Betty Blythe - First Woman to Lap IMS

This article appeared in the August 18, 1909, Indianapolis Star. The piece was written by journalist Betty Blythe, (actual name - Marie Chomel) who became the first woman to complete a lap around the Indianapolis Motor Speedway when she rode with notorious scorcher "Wild" Bob Burman in his Buick.
Blythe opens the article with a discussion of her rationale in accepting the risk of running at speed around the great, rough track. She expresses confidence in her chauffeur, Bob Burman, and not just because of his mastery at the wheel. She reasoned that he had a lot to lose, and not just his life or health but also to his Buick race car and his chances in the upcoming races.
She introduces Barney Oldfield, perhaps the most famous of the drivers of the time, into the discussion by suggesting that she would have been equally comfortable with him at the wheel. The article seems to suggest almost a girlish admiration for the daring "gladiators" of the day as she reports that another woman had commented that Barney was particularly handsome and she would have selected him as her pilot.
As for Burman, Blythe remarks that his face was so coated with grime and oil that she was not sure what he looked like.
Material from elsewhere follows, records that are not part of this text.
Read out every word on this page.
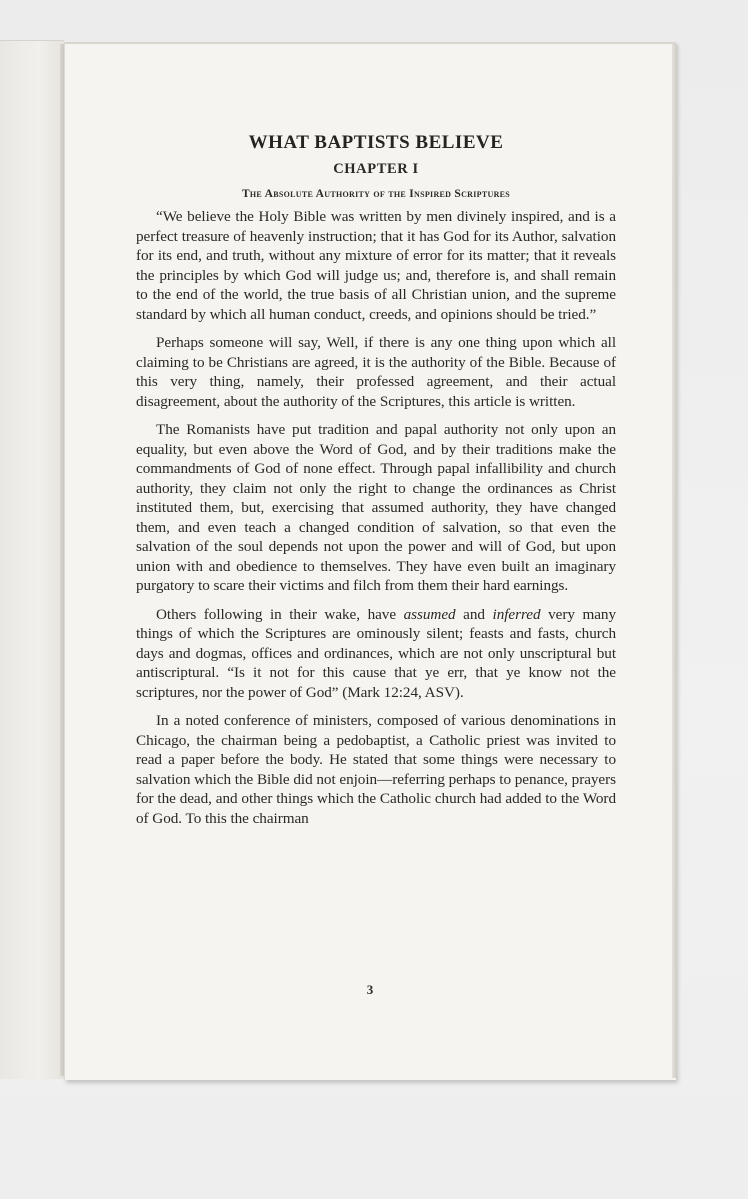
WHAT BAPTISTS BELIEVE
CHAPTER I
The Absolute Authority of the Inspired Scriptures

“We believe the Holy Bible was written by men divinely inspired, and is a perfect treasure of heavenly instruction; that it has God for its Author, salvation for its end, and truth, without any mixture of error for its matter; that it reveals the principles by which God will judge us; and, therefore is, and shall remain to the end of the world, the true basis of all Christian union, and the supreme standard by which all human conduct, creeds, and opinions should be tried.”

Perhaps someone will say, Well, if there is any one thing upon which all claiming to be Christians are agreed, it is the authority of the Bible. Because of this very thing, namely, their professed agreement, and their actual disagreement, about the authority of the Scriptures, this article is written.

The Romanists have put tradition and papal authority not only upon an equality, but even above the Word of God, and by their traditions make the commandments of God of none effect. Through papal infallibility and church authority, they claim not only the right to change the ordinances as Christ instituted them, but, exercising that assumed authority, they have changed them, and even teach a changed condition of salvation, so that even the salvation of the soul depends not upon the power and will of God, but upon union with and obedience to themselves. They have even built an imaginary purgatory to scare their victims and filch from them their hard earnings.

Others following in their wake, have assumed and inferred very many things of which the Scriptures are ominously silent; feasts and fasts, church days and dogmas, offices and ordinances, which are not only unscriptural but antiscriptural. “Is it not for this cause that ye err, that ye know not the scriptures, nor the power of God” (Mark 12:24, ASV).

In a noted conference of ministers, composed of various denominations in Chicago, the chairman being a pedobaptist, a Catholic priest was invited to read a paper before the body. He stated that some things were necessary to salvation which the Bible did not enjoin—referring perhaps to penance, prayers for the dead, and other things which the Catholic church had added to the Word of God. To this the chairman

3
Plus, she reported that at the speed they were going she felt she could only catch a blurred glimpse of his face. Perhaps more interesting are her observations of his intense focus. To her, it was as if he was a stone statue, muscles in his arms taut chords.  Despite her shouts to be careful with bumps, he heard only the engine while his eyes fixed only on the crushed stone track ahead.
Blythe stresses the bumpy, jarring nature of the course and the ride she endured throughout her laps with Burman. Such shots to her butt and back are easy to imagine given the primitive state of springs and suspension systems. The rough track surface had already wreaked havoc with the first motorcycle races the week prior and would prove to be a deadly battlefield during the first auto races with the death of one driver, two mechanics, and two spectators.
Blythe is colorful describing her sensations of riding in the Buick on the Speedway's first track surface. Oil "rained" from the machine, she wrote, and surrounded her in a "cloud." The heat radiating from the engine through the floorboard forced her to shift her feet for fear of burns. During the ride, she glanced at her hand and noted how it was coated with "nasty oil" and imagined what her face looked like. Apparently, she shouted something to Burman but he could not hear her over the engine.
"Talk about thunder! You want to try a racer if you have a curiosity about real, live noise," Blythe writes.
Another of Blythe's observations was that she did not feel "in" the car but "on" it. She gripped the bodywork with one hand and braced one of her feet on the floorboard to resist the bucking force of the car as it bounded over the bumpy course. In a careless moment, she slackened her hold and immediately panicked at the feel of bouncing out and onto the track. Add to this turmoil what she calls "an awful hail of stones and sand" and you begin to understand the physical world of the race car cockpit circa 1909.